Siyasi muhalefetin altı partisinin bir araya gelmesi olumlu olmuş ancak HDP’nin merkezinde olduğu Demokrasi ittifakı ile yakın işbirliğinden kaçınması güçlü bir muhalefet hareketinin oluşmasını engellemiştir. Türkiye’nin şu an içinde bulunduğu ağır siyasi ve ekonomik sorunların çözülmesi, siyasi ve toplumsal muhalefetin işbirliği yapması ve yeni bir siyasi iktidar ile mümkün olabilir.
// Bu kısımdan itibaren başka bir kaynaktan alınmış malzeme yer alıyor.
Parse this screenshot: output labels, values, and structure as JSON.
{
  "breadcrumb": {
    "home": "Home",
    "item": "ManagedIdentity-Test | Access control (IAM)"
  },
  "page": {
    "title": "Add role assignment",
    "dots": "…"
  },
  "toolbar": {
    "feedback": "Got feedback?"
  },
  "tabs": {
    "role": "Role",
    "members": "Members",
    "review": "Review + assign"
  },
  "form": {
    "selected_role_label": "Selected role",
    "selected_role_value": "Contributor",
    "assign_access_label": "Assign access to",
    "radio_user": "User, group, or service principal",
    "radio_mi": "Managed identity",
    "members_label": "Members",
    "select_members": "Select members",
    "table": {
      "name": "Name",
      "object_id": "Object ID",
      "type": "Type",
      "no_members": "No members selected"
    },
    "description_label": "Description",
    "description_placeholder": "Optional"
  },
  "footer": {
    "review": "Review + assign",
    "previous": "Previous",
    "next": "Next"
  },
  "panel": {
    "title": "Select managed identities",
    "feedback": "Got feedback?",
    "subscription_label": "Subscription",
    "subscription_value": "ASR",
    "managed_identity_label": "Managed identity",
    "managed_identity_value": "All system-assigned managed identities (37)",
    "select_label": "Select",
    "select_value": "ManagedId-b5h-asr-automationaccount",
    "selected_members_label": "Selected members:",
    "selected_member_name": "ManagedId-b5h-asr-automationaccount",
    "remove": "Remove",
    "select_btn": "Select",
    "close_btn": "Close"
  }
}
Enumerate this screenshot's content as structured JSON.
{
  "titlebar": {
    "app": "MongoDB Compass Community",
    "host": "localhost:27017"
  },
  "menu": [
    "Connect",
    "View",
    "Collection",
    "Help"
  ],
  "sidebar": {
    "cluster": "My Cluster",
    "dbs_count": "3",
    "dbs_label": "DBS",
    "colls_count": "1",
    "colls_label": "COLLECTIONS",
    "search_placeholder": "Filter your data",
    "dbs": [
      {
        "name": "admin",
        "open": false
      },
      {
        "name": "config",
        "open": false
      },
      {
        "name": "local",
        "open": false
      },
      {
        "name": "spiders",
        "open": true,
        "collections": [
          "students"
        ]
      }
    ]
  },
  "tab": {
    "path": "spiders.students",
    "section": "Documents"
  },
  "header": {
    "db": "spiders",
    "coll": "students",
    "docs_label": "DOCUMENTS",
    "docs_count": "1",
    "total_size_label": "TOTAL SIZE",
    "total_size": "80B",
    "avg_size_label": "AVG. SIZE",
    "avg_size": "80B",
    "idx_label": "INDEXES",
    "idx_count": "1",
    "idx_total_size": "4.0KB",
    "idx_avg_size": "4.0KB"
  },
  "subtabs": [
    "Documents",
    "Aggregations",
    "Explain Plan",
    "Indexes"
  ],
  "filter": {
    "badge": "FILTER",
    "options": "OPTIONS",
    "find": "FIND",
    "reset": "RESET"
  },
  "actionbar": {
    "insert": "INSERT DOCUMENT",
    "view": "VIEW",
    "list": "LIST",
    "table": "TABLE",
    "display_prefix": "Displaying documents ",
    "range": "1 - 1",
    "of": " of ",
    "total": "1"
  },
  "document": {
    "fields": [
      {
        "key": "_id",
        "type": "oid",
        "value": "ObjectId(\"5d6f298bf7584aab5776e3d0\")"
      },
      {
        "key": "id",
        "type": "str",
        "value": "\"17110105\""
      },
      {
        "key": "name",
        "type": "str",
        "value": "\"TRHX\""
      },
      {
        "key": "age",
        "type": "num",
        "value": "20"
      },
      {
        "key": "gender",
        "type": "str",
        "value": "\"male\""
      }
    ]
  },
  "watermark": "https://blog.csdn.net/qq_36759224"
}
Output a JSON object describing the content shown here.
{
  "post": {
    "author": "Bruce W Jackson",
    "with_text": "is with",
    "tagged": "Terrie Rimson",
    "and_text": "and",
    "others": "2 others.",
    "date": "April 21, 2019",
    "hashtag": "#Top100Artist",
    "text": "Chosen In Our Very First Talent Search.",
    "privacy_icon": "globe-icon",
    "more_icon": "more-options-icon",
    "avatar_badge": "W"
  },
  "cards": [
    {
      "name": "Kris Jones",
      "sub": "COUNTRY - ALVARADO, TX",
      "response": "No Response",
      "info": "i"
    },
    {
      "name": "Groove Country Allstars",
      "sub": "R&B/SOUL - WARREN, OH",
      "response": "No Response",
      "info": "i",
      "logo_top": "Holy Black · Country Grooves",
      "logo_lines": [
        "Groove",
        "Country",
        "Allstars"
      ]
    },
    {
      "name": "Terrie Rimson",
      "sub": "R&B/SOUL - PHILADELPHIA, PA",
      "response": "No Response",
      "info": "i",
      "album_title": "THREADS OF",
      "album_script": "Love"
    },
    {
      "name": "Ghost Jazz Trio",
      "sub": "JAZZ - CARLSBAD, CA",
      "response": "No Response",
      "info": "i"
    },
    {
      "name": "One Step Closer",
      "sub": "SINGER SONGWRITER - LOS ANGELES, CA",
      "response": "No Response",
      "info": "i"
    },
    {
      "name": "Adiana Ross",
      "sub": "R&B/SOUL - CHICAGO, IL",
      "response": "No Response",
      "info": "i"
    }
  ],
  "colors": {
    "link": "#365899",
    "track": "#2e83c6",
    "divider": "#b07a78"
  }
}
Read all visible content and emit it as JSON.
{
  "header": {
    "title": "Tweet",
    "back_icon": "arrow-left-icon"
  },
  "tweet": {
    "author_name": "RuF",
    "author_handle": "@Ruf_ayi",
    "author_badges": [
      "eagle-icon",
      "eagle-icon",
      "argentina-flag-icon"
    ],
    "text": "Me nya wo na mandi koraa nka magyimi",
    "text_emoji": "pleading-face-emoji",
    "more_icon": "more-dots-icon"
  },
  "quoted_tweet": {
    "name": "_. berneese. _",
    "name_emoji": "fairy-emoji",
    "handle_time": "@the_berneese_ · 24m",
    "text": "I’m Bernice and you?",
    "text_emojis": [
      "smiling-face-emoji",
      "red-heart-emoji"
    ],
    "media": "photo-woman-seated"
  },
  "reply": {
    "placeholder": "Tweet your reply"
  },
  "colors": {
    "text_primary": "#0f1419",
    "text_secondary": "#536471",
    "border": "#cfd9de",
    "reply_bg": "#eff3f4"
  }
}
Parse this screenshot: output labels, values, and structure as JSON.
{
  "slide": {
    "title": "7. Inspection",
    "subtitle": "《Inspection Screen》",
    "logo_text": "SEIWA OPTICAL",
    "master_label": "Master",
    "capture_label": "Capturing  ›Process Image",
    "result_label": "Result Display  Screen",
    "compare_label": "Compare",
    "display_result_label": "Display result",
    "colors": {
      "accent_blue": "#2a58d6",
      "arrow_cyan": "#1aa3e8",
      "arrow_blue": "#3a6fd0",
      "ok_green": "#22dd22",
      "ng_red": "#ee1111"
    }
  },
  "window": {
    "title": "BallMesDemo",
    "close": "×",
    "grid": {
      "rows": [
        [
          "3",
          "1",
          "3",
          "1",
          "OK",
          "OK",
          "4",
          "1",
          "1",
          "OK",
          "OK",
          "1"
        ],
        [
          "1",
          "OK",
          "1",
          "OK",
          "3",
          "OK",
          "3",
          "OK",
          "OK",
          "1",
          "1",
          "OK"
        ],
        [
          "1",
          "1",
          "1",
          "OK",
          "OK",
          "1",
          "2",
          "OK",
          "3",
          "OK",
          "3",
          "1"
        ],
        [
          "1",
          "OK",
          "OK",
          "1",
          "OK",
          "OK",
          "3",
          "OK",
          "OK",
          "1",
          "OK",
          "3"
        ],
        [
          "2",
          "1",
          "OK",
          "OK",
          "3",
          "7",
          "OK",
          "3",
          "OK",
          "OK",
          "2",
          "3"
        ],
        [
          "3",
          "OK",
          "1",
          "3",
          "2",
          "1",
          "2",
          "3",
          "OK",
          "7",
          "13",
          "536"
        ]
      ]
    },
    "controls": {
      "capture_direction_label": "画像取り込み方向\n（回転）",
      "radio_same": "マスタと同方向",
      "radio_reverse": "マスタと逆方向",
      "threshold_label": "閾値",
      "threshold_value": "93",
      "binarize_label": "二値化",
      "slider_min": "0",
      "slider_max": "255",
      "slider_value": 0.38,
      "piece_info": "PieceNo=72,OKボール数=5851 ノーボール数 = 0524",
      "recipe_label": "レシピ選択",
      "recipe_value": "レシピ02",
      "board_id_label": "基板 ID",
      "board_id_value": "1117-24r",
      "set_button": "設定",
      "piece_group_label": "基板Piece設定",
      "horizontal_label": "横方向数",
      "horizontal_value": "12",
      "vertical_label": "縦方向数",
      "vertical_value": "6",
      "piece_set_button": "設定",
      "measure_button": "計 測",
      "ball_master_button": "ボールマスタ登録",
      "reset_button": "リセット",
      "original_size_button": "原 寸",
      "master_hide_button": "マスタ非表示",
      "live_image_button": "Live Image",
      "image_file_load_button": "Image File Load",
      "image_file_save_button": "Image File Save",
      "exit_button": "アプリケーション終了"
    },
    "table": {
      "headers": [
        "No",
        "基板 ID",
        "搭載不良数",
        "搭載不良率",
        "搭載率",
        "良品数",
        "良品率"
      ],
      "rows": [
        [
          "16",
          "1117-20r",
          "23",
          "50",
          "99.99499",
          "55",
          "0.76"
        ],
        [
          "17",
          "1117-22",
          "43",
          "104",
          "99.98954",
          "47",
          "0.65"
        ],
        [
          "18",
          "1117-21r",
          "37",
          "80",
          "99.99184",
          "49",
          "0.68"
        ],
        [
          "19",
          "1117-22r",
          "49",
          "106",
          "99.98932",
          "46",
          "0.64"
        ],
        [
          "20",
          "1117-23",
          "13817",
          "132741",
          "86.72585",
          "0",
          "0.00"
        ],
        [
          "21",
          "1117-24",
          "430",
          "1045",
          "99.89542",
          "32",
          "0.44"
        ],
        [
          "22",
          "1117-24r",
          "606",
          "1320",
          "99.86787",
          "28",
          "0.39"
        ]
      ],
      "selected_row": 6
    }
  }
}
İHD 36 yıl önce çocukları hapishanelerde işkenceye ve kötü muameleye uğrayan annelerin çabaları ile kurulmuştur. Bugün gelinen aşamada TMK kullanılarak ayırımcı ve ötekileştirici bir infaz rejimi oluşturulmuş durumdadır. İmralı Hapishanesindeki katı tecrit ise halen hukuka aykırı disiplin cezaları ile sürdürülmektedir. Tecrit aynı zamanda yeni bir barış sürecinin de önünü tıkamaktadır. Hapishanelerde intihar adı altında şüpheli ölümlerde artış yaşanmış, yer yer açlık grevleri devam etmiştir. Hapishanelerdeki ağır hasta mahpusların sayısı giderek artmış ve tespit edebildiğimiz kadarı ile 650’yi geçmiştir. Kürt kadın siyasetçi Aysel Tuğluk’un ağır hastalığına rağmen, tahliye edilmemesi ayırımcılığın ulaştığı boyutları göstermektedir. Ağır hasta mahpuslara yönelik çürütme politikası onların ölümüne sebep olmakta, siyasi iktidar bu durumu ağır insan hakkı ihlali olarak görmemektedir.”